I don’t know if anyone anticipated Paul Manafort receiving such a vast downward revision from the sentencing guidelines – just under four years when federal sentencing guidelines leaned toward more than twenty (19-24 years). But if there was a judge who was going to wrench the scales in Manafort’s favor it was going to be Judge Ellis. During the trial Ellis made no effort to hide his sympathy for Manafort and hostility toward the government’s case. He attacked the government’s lawyering. He attacked the government’s case. He questioned the existence of the Special Counsel’s office itself. It came up again and again. Ellis was even compelled on to rule against his own manifest partiality in at least one instance.

Ellis sang a similar tune at sentencing. He called the recommendation “excessive”. He praised Manafort for being “a generous person” who was “involved in lots of good things” and for living “an otherwise blameless life.” One might be excused for thinking Ellis had been giving Manafort a job recommendation rather than a sentence for a list of felonies.

No one should go to jail for being a sleazy huckster. But saying Paul Manafort had lived a “blameless life” is an almost comical verdict for a man who is widely recognized as one of the creators of the modern influence peddling trade and who worked for some of the shadiest dictators in the world.

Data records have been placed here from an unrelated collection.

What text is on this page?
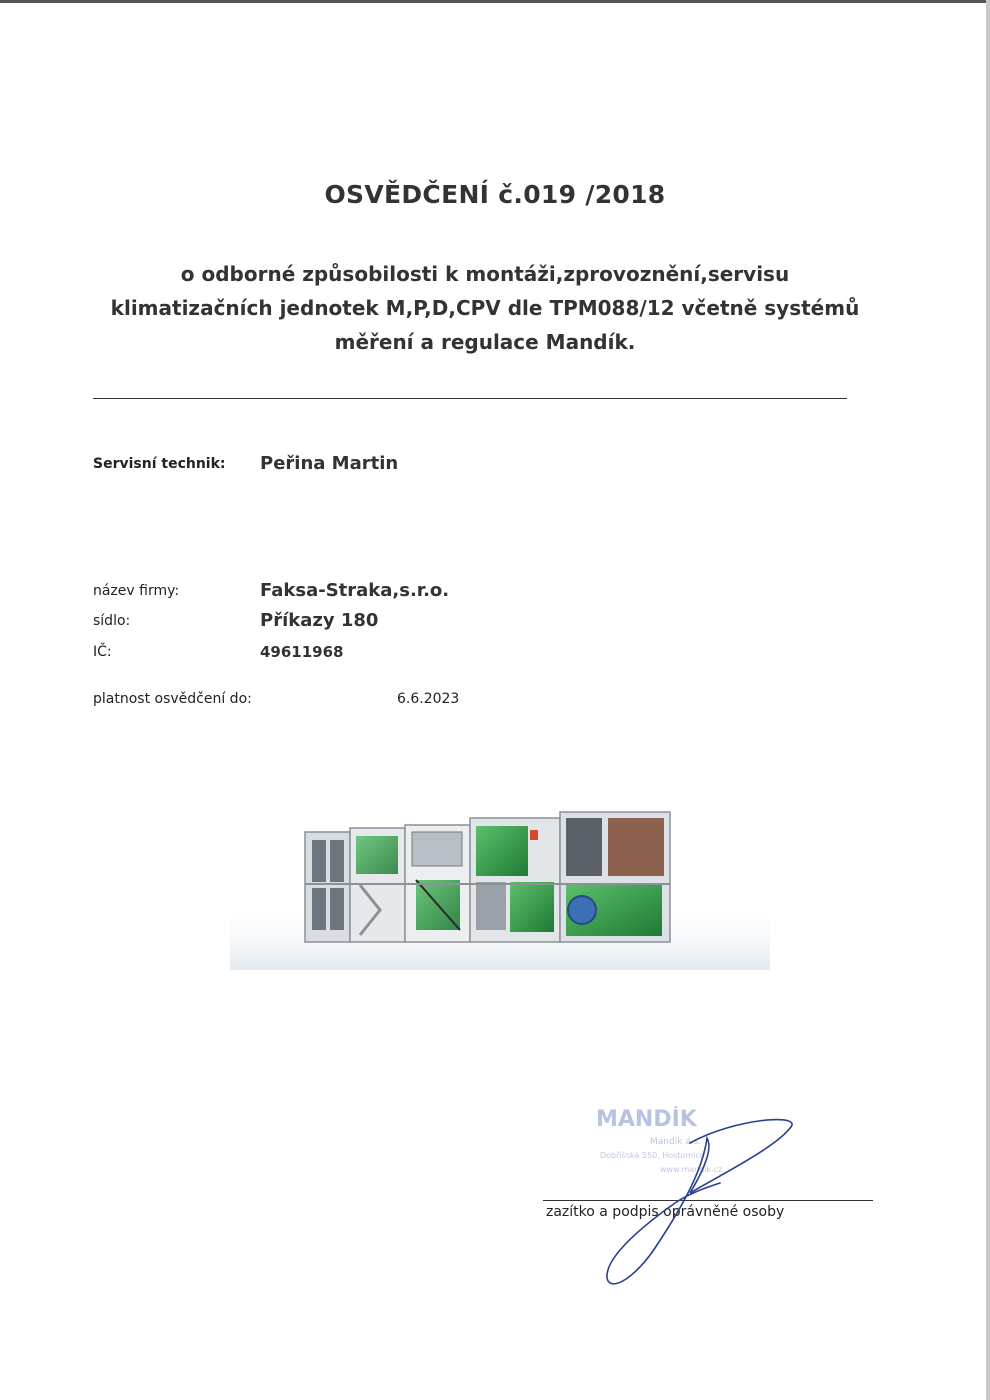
OSVĚDČENÍ č.019 /2018
o odborné způsobilosti k montáži,zprovoznění,servisu klimatizačních jednotek M,P,D,CPV dle TPM088/12 včetně systémů měření a regulace Mandík.
Servisní technik: Peřina Martin
název firmy:	Faksa-Straka,s.r.o.
sídlo:	Příkazy 180
IČ:	49611968
platnost osvědčení do:	6.6.2023
MANDÍK
Mandík a.s.
Dobříšská 550, Hostomice
www.mandik.cz
zazítko a podpis oprávněné osoby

If anything I think Ellis did us a favor by not only showing his cards but shoving them in our collective faces. He left no doubt that he was on Manafort’s side throughout the trial and down until today. The sentence is rightly seen in that light.

There’s no way this isn’t hitting the sentencing jackpot for Manafort. The problem for him is that he needs to hit the jackpot twice. He gets sentenced next week with a similar sentencing recommendation in Washington, DC. And, unlike Judge Ellis, Judge Amy Berman Jackson wasn’t blowing Manafort kisses at trial.


https://talkingpointsmemo.com/edblog/the-manafort-sentence


He praised Manafort for being “a generous person” who was “involved in lots of good things” and for living “an otherwise blameless life.”

Yup, he was involved in lots of good things. A real humani-f'ing-tarian.  


GL2 said:
He praised Manafort for being “a generous person” who was “involved in lots of good things” and for living “an otherwise blameless life.”
Yup, he was involved in lots of good things. A real humani-f'ing-tarian.  

 I'd love to see a page on social media that listed the assorted crimes that have merited 4 year sentences,

I wonder if Judge Ellison has a twitter account.


I hope we're all getting started on our good deed doing, just in case we find ourselves in a similar situation one day.


doesn't "lived a blameless" life simply mean "he was never caught until recently"?


Some commentators said that such light sentences are usual for "white collar" crimes, but frankly I do not think it is the color of a person's "collar" that makes the difference.